I did put the question to a Canadian psychiatrist, one who himself has been under fire and is fascinated by what motivates journalists to take the risks they do. Dr. Anthony Feinstein, a South African by birth, served as a medical officer during the bloody Namibian conflict in 1984. He kept a diary, later published in a small book called In Conflict. Feinstein, who distinguished himself in his medical work in the conflict, is greatly admiring of those journalists who do feel a higher calling and are willing to put their lives on the line: “I would put it to you that journalists who go to extraordinary lengths to report the truth obviously show a greater degree of personal courage and are motivated by a strong sense of personal justice.” Dr. Feinstein, who practices psychiatry at the University of Toronto’s Sunnybrook hospital, does worry, however, about the long-term consequences for many journalists who have witnessed too much horror and destruction. He and The Freedom Forum are about to embark on the most ambitious study yet done of journalists who may be suffering from what is referred to as post-traumatic stress syndrome.

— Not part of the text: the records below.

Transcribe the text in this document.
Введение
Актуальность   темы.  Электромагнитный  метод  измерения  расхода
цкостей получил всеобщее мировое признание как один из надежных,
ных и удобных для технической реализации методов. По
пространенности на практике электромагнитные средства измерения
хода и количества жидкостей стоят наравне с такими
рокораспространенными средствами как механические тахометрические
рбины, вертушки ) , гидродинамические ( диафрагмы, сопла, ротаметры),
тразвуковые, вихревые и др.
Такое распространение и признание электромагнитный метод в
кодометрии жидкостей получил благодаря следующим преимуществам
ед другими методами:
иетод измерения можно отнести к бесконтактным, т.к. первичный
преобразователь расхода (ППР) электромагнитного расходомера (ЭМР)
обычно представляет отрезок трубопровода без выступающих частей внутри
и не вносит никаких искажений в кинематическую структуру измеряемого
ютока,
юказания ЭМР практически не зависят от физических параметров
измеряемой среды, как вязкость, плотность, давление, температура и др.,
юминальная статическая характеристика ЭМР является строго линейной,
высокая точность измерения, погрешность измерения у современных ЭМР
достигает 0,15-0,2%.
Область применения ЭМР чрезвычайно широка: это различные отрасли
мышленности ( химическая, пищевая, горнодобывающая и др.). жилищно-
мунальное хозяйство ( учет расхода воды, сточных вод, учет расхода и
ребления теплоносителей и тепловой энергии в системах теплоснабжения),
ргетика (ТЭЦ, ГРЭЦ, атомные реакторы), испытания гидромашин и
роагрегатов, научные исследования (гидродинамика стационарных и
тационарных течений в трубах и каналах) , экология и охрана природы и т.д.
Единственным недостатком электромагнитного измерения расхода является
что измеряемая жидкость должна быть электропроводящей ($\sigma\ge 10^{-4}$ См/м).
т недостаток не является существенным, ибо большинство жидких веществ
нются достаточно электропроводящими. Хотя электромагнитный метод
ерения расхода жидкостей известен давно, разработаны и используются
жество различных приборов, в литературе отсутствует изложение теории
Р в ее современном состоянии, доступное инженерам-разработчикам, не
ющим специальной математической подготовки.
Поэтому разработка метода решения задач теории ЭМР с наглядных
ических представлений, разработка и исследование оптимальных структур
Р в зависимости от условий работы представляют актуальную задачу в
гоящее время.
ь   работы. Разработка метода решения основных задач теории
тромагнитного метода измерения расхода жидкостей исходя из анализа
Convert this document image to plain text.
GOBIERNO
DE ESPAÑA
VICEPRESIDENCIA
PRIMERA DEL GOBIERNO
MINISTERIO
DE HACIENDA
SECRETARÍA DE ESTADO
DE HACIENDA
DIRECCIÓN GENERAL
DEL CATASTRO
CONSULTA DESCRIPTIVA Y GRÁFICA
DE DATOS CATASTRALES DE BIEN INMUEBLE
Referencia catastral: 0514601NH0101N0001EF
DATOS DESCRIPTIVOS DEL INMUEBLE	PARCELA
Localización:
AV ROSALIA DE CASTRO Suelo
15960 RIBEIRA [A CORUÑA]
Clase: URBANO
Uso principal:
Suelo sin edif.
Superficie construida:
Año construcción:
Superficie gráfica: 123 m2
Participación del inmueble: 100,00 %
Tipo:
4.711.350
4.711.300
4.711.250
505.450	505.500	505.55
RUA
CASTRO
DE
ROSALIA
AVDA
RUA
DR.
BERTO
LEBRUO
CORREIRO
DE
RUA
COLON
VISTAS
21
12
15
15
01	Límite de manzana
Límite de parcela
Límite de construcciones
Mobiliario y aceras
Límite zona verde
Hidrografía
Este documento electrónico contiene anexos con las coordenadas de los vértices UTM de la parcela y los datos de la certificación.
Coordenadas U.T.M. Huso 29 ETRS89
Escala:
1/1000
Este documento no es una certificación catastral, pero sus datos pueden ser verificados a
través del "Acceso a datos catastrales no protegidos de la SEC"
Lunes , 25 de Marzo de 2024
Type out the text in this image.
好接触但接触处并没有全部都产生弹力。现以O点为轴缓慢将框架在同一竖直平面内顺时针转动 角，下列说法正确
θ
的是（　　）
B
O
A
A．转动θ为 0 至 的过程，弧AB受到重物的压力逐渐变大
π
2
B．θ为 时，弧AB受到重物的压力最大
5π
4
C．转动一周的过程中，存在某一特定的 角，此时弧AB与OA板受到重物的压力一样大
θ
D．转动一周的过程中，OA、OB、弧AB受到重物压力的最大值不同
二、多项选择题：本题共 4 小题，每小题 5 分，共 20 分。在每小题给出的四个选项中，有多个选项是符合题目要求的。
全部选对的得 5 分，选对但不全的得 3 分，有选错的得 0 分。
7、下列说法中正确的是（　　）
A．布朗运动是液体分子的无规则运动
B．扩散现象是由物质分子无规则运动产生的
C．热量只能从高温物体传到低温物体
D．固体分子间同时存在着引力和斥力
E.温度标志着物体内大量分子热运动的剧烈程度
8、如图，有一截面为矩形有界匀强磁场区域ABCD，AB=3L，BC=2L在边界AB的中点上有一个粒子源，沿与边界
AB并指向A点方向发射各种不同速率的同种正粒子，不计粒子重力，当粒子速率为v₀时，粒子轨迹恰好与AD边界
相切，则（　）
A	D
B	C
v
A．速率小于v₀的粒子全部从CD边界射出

For Andrew Kain, the ex-soldier, and for me, the former CBC producer, some of the most impressively brave journalism is practiced by local journalists who somehow find the inner strength to continue publishing newspapers and broadcasting reports that daily put them in harm’s way. When I met up with Kain in Dubrovnik, he had just arrived from Podgorica, Montenegro, where he’d staged a version of the safety course, underwritten by The Freedom Forum, for 10 independent journalists from Serbia—many of them from the embattled B-92 news group of Belgrade (now called B-292) and five from Montenegro. They are at the knife edge of the Balkans conflict and face daily unrelenting pressure, physical intimidation and death threats. Kain is in awe of their willingness to keep going, especially given how little they’re paid—well under $100 a month in most places. On Kain’s “courage meter” this kind of risk taking ranks higher than any other journalism that he’s encountered. But can it be foolish as well?
When Kain and I were having our conversation in Dubrovnik, a young Bulgarian correspondent, Boyko Vassilev, from Bulgarian National Television joined us. He has covered, along with a cameraman, the conflicts in the Balkans by driving from Sofia, Bulgaria, staying in hostels and transporting his own canisters of gasoline. He speaks seven languages so he doesn’t need to hire translators.
Asked whether what he was doing was courageous or foolish, Vassilev whose first name means war in Bulgarian, said that “true courage is never foolish.”
“It’s a calculation you make,” he said. “And when it’s 50-50 or worse, then you don’t go.”
John Owen was chief news editor of CBC Television News and chief of foreign bureaus based in London before joining The Freedom Forum as European director.